ABC News’s Jake Tapper is one of the good guys, one of the few reporters I wish I could asterisk every time I use the term “corrupt media” — a term I use about sixty times a day.

Tapper not only participated (in a small advisory way) in the creation of Aaron Sorkin’s new HBO drama “Newsroom,” but he’s an obvious Sorkin fan who found himself pretty disappointed by the end result.

Tapper’s full review is well worth a read, but the highlight is how Tapper brilliantly exposes Hollywood’s tired and lazy partisan ploy of using Republican characters to further a left-wing agenda.

The emphasis is mine:

SORKIN HAS a well-known penchant for projecting his political fantasies onto his protagonists: See the crusading presidents Andrew Shepherd (fromThe American President) and Jed Bartlet (of “The West Wing”). McAvoy (who is played by Jeff Daniels) is the journalistic equivalent, a messiah sent to save broadcast news.

The series begins with McAvoy’s conversion from cynical hack to truth-telling idealist. We first meet him as part of a Northwestern University panel where he’s pilloried for his passionless impartiality. “You’re the Jay Leno of news anchors,” he’s told. “You’re popular because you don’t offend anyone.” Further goaded by his old-school, bourbon-soaked boss at the (fictional) ACN cable network, Charlie Skinner (Sam Waterston), and his new executive producer, MacKenzie McHale (Emily Mortimer)–with whom he has a messy romantic past–McAvoy experiences an epiphany. He goes on air and apologizes to the public for having pursued unimportant stories in pursuit of ratings.

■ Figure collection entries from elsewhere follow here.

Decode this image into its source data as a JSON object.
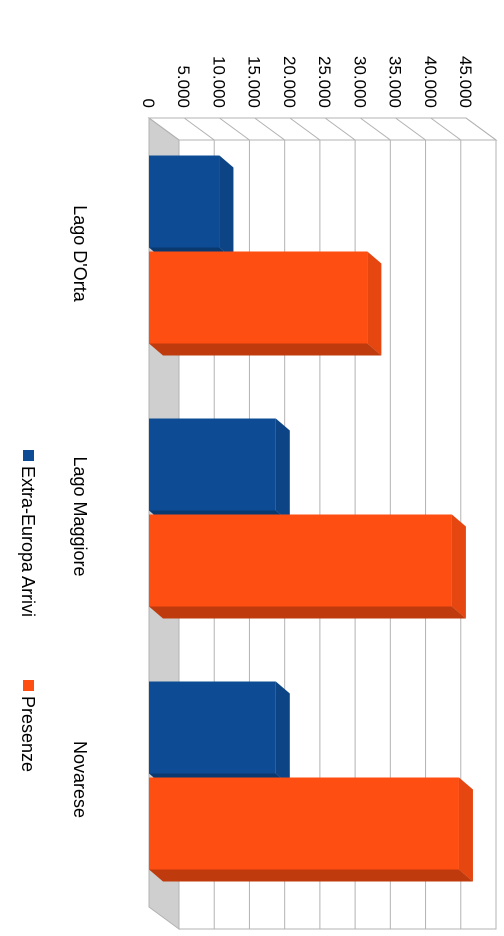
{
  "chart_data": {
    "type": "bar",
    "orientation": "rotated-90-clockwise",
    "style": "3d",
    "categories": [
      "Lago D'Orta",
      "Lago Maggiore",
      "Novarese"
    ],
    "series": [
      {
        "name": "Extra-Europa Arrivi",
        "color": "#0d4c95",
        "values": [
          10000,
          18000,
          18000
        ]
      },
      {
        "name": "Presenze",
        "color": "#ff4e12",
        "values": [
          31000,
          43000,
          44000
        ]
      }
    ],
    "yticks": [
      "0",
      "5.000",
      "10.000",
      "15.000",
      "20.000",
      "25.000",
      "30.000",
      "35.000",
      "40.000",
      "45.000"
    ],
    "ylim": [
      0,
      45000
    ],
    "grid": true,
    "legend_position": "bottom"
  }
}
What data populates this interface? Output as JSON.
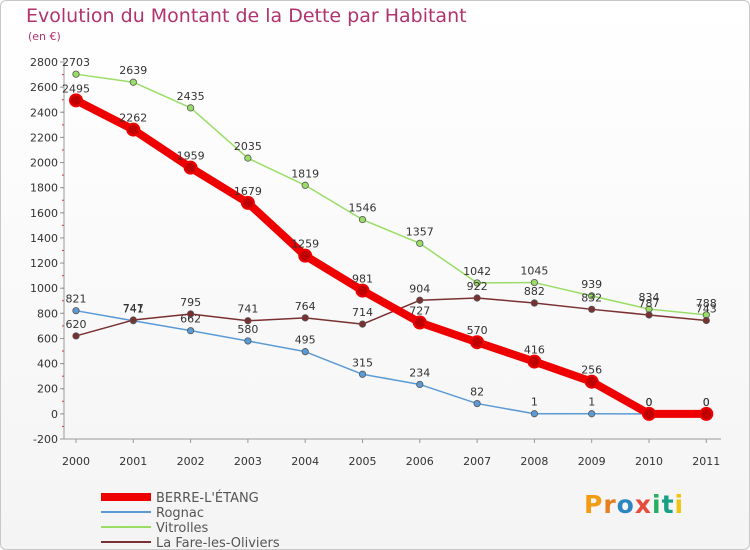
{
  "header": {
    "title": "Evolution du Montant de la Dette par Habitant",
    "unit": "(en €)"
  },
  "logo": {
    "text": "Proxiti",
    "letters": [
      "P",
      "r",
      "o",
      "x",
      "i",
      "t",
      "i"
    ],
    "colors": [
      "#f39c12",
      "#e67e22",
      "#2e86c1",
      "#e74c3c",
      "#27ae60",
      "#16a085",
      "#f1c40f"
    ]
  },
  "chart_data": {
    "type": "line",
    "title": "Evolution du Montant de la Dette par Habitant",
    "ylabel": "(en €)",
    "xlabel": "",
    "x": [
      "2000",
      "2001",
      "2002",
      "2003",
      "2004",
      "2005",
      "2006",
      "2007",
      "2008",
      "2009",
      "2010",
      "2011"
    ],
    "ylim": [
      -200,
      2800
    ],
    "yticks": [
      -200,
      0,
      200,
      400,
      600,
      800,
      1000,
      1200,
      1400,
      1600,
      1800,
      2000,
      2200,
      2400,
      2600,
      2800
    ],
    "grid": false,
    "legend_position": "bottom-left",
    "series": [
      {
        "name": "BERRE-L'ÉTANG",
        "color": "#ee0000",
        "values": [
          2495,
          2262,
          1959,
          1679,
          1259,
          981,
          727,
          570,
          416,
          256,
          0,
          0
        ]
      },
      {
        "name": "Rognac",
        "color": "#5b9bd5",
        "values": [
          821,
          741,
          662,
          580,
          495,
          315,
          234,
          82,
          1,
          1,
          0,
          0
        ]
      },
      {
        "name": "Vitrolles",
        "color": "#99dd66",
        "values": [
          2703,
          2639,
          2435,
          2035,
          1819,
          1546,
          1357,
          1042,
          1045,
          939,
          834,
          788
        ]
      },
      {
        "name": "La Fare-les-Oliviers",
        "color": "#7a3030",
        "values": [
          620,
          747,
          795,
          741,
          764,
          714,
          904,
          922,
          882,
          832,
          787,
          743
        ]
      }
    ]
  }
}
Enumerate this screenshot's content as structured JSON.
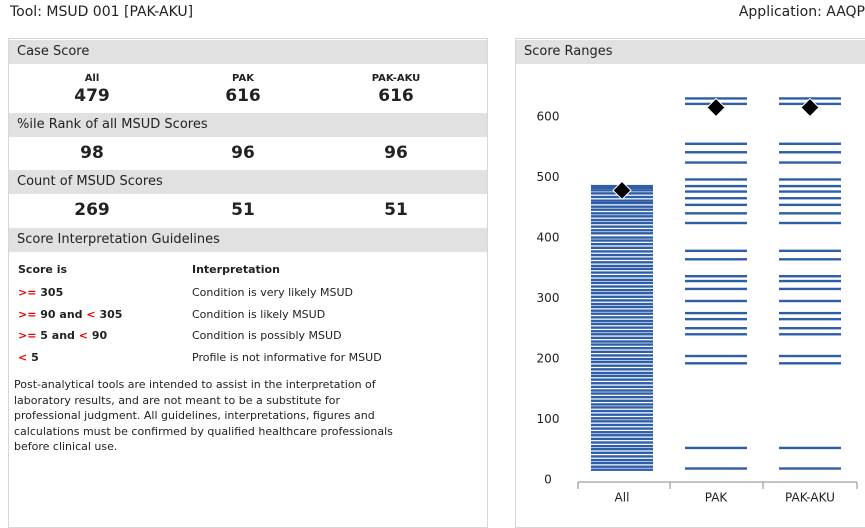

He will now only report on what is serious and real. He will dedicate himself to protecting civic virtue.

But that prompts the question: protect it from what? This is where Sorkin’s high-minded critique falls flat. McAvoy sanctimoniously laments the deterioration of public discourse and the news media’s complicity in it. But if that is the problem, his subsequent actions reveal a commitment to a uniformly partisan solution. McAvoy–and, by extension, Sorkin–preach political selflessness, but they practice pure partisanship; they extol the Fourth Estate’s democratic duty, but they believe that responsibility consists mostly of criticizing Republicans. This is done through the oldest trick in the book for a Hollywood liberal: by having McAvoy be a “sane Republican” who looks at his party with sadness and anger.

The fact, then, that the show begins in 2010–at the height of the Tea Party’s fervor–is no accident; it’s what enables the show’s didacticism. Sorkin’s intent is to show how events of recent memory could have been covered better by the media if journalists had only had the courage.

Read it all.

For the record, I agree with Tapper. Sorkin is a brilliant writer. His “American President” earned a place in my Top 25 Left-Wing Films and there’s was no question Sorkin deserved an Oscar for his undeniably superb work on “The Social Network.”

Sorkin is, though, a thoroughly ugly individual who, according to the “Newsroom” reviews I’ve read, is probably starting to believe a bit too much in his own press. 

It takes a very special skill to put across a political point without resorting to heavy-handed, spell-breaking preaching, a skill I don’t Sorkin’s ever truly mastered. But his overall brilliance has always covered that flaw.

HBO and critics will probably give Sorkin time to retool. He’s an important brand among leftists and has the skill to turn this around.